Pre-Training Protein Bi-level Representation Through Span Mask Strategy On 3D Protein Chains

TL;DR

This work tackles the limitation of residue-only pre-training in 3D protein modeling by introducing Span Mask Protein Chain (SMPC) to prevent information leakage that otherwise trivializes residue tasks when atoms are included. It proposes Vabs-Net, a Vector Aware Bilevel Sparse Attention network that jointly models residues and atoms via two interacting sparse attention tracks and edge-direction encodings, enabling rich all-atom and residue representations. Through SMPC-driven pre-training and diverse downstream evaluations (EC/GO function prediction, binding-site prediction, and molecular docking), the approach achieves state-of-the-art results, including improved docking performance, demonstrating strong transfer of structure-aware priors. The method advances protein representation learning by effectively integrating multi-level structural information with scalable, task-agnostic pre-training, offering practical benefits for structure-based drug design and functional annotation.

Abstract

In recent years, there has been a surge in the development of 3D structure-based pre-trained protein models, representing a significant advancement over pre-trained protein language models in various downstream tasks. However, most existing structure-based pre-trained models primarily focus on the residue level, i.e., alpha carbon atoms, while ignoring other atoms like side chain atoms. We argue that modeling proteins at both residue and atom levels is important since the side chain atoms can also be crucial for numerous downstream tasks, for example, molecular docking. Nevertheless, we find that naively combining residue and atom information during pre-training typically fails. We identify a key reason is the information leakage caused by the inclusion of atom structure in the input, which renders residue-level pre-training tasks trivial and results in insufficiently expressive residue representations. To address this issue, we introduce a span mask pre-training strategy on 3D protein chains to learn meaningful representations of both residues and atoms.

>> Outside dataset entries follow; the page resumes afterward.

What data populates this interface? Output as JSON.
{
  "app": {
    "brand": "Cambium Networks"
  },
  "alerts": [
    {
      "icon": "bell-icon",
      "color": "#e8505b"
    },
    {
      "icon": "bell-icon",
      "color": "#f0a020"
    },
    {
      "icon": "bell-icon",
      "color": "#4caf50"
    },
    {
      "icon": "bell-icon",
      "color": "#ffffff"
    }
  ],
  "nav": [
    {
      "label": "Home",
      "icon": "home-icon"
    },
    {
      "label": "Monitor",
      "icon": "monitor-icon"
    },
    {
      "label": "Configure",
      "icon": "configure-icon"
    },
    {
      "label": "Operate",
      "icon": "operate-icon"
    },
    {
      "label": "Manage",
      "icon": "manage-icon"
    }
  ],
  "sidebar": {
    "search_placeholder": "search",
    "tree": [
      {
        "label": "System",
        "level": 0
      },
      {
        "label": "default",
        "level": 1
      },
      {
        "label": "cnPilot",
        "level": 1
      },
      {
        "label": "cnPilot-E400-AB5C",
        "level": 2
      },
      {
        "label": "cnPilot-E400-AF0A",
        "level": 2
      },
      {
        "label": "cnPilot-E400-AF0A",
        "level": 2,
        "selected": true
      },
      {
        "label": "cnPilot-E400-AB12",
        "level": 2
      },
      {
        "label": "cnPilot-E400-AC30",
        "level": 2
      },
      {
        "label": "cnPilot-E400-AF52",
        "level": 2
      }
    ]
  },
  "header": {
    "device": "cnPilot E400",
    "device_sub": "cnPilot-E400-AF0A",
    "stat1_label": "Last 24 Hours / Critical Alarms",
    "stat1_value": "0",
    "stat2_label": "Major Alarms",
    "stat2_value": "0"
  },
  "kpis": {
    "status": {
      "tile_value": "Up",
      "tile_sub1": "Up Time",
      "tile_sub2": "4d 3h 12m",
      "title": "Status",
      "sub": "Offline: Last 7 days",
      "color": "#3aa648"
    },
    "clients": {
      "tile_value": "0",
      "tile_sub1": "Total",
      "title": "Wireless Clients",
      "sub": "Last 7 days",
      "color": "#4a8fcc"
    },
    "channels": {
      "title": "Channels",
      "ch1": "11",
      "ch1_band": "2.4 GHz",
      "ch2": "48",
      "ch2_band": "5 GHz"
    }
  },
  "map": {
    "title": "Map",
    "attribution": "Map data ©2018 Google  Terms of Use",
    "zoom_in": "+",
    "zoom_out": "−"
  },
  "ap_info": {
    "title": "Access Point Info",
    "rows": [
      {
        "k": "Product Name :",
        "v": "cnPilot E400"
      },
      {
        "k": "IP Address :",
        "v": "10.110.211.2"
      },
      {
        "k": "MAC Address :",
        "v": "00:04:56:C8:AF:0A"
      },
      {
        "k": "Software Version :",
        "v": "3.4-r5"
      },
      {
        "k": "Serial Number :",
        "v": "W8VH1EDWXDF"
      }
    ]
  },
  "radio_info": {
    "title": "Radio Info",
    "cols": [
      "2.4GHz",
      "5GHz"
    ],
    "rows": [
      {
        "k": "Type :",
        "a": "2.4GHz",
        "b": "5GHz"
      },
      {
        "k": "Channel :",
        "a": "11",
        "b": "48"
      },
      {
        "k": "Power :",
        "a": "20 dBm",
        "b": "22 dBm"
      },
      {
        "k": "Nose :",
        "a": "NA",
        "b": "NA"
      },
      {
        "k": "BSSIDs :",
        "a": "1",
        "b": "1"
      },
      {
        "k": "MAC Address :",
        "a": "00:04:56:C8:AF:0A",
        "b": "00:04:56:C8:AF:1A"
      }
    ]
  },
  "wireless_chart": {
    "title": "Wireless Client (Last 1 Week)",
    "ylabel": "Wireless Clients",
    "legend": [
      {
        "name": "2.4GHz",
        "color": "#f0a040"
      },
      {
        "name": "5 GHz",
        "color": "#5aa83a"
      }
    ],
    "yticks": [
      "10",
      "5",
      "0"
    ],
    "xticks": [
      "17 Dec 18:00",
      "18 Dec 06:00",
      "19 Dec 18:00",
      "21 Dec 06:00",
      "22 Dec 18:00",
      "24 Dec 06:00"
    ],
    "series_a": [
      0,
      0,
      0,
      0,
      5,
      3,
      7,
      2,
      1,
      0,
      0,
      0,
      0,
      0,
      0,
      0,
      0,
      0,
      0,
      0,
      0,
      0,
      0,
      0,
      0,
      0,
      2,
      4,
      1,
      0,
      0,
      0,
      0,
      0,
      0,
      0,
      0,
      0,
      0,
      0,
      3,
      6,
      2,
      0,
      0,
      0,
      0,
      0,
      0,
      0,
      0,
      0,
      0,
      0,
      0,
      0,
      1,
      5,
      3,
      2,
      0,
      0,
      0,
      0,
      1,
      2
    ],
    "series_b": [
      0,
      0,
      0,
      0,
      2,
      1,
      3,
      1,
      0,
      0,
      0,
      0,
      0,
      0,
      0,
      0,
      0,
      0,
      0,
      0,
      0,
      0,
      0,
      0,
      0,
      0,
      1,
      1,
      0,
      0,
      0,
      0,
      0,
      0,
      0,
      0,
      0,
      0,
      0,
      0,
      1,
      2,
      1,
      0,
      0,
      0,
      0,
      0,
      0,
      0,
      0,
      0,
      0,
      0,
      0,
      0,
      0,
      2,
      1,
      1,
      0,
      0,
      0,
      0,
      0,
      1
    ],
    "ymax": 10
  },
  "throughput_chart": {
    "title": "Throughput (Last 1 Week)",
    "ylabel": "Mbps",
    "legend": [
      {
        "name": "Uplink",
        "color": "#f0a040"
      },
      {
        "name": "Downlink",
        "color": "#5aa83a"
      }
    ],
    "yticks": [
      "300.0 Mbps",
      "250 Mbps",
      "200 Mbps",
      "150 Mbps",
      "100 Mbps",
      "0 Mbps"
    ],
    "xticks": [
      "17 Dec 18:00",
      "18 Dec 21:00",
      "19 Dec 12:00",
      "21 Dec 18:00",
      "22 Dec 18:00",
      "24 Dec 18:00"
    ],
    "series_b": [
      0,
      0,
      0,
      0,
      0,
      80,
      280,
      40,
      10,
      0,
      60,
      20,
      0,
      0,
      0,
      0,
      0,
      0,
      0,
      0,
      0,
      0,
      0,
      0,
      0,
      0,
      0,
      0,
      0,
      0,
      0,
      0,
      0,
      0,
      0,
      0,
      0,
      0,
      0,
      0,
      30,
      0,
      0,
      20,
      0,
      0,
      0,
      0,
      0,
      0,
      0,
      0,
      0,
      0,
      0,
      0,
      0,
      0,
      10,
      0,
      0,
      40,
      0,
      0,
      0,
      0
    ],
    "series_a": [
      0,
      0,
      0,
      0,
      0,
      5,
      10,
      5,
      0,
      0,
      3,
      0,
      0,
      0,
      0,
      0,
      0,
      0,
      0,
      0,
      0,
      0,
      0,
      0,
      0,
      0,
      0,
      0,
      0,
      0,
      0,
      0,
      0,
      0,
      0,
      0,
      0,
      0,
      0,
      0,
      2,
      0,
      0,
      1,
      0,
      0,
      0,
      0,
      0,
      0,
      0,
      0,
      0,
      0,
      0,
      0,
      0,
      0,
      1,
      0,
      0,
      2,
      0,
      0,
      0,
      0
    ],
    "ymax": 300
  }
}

This leads to a simple yet effective approach to learning protein representation suitable for diverse downstream tasks. Extensive experimental results on binding site prediction and function prediction tasks demonstrate our proposed pre-training approach significantly outperforms other methods. Our code will be made public.

Figures (2)

• Figure 1: With all-atom added, the possible range for residue position is limited, thus resulting in easier prediction for residue position and angle between edges, etc. When all atoms are utilized, the prediction of residue positions and inter-edge angles relies predominantly on other atoms rather than residues themselves.
• Figure 2: An overview of Vabs-Net architecture. We use atom type, residue type, and preprocessed ESM features to encode atom nodes. Residue nodes share representation with their corresponding alpha carbon. Encoding of edges is through vector edge encoder and distance edge encoder to encode direction and distance of edges. We input node and edge encoding into a two-track sparse attention module. Each track includes a sparse attention module and a feedforward neural network. This module first updates atom representations with the atom-atom track and then updates alpha carbon atom nodes by residue-residue track. In this way, two tracks interact through alpha carbon atom nodes. Finally, representations of nodes and edges are used for various pre-training and downstream tasks. In addition, we show the span mask protein chain strategy on the left. Atom nodes other than alpha carbon are removed in the masked area of the span mask protein chain method during pre-training.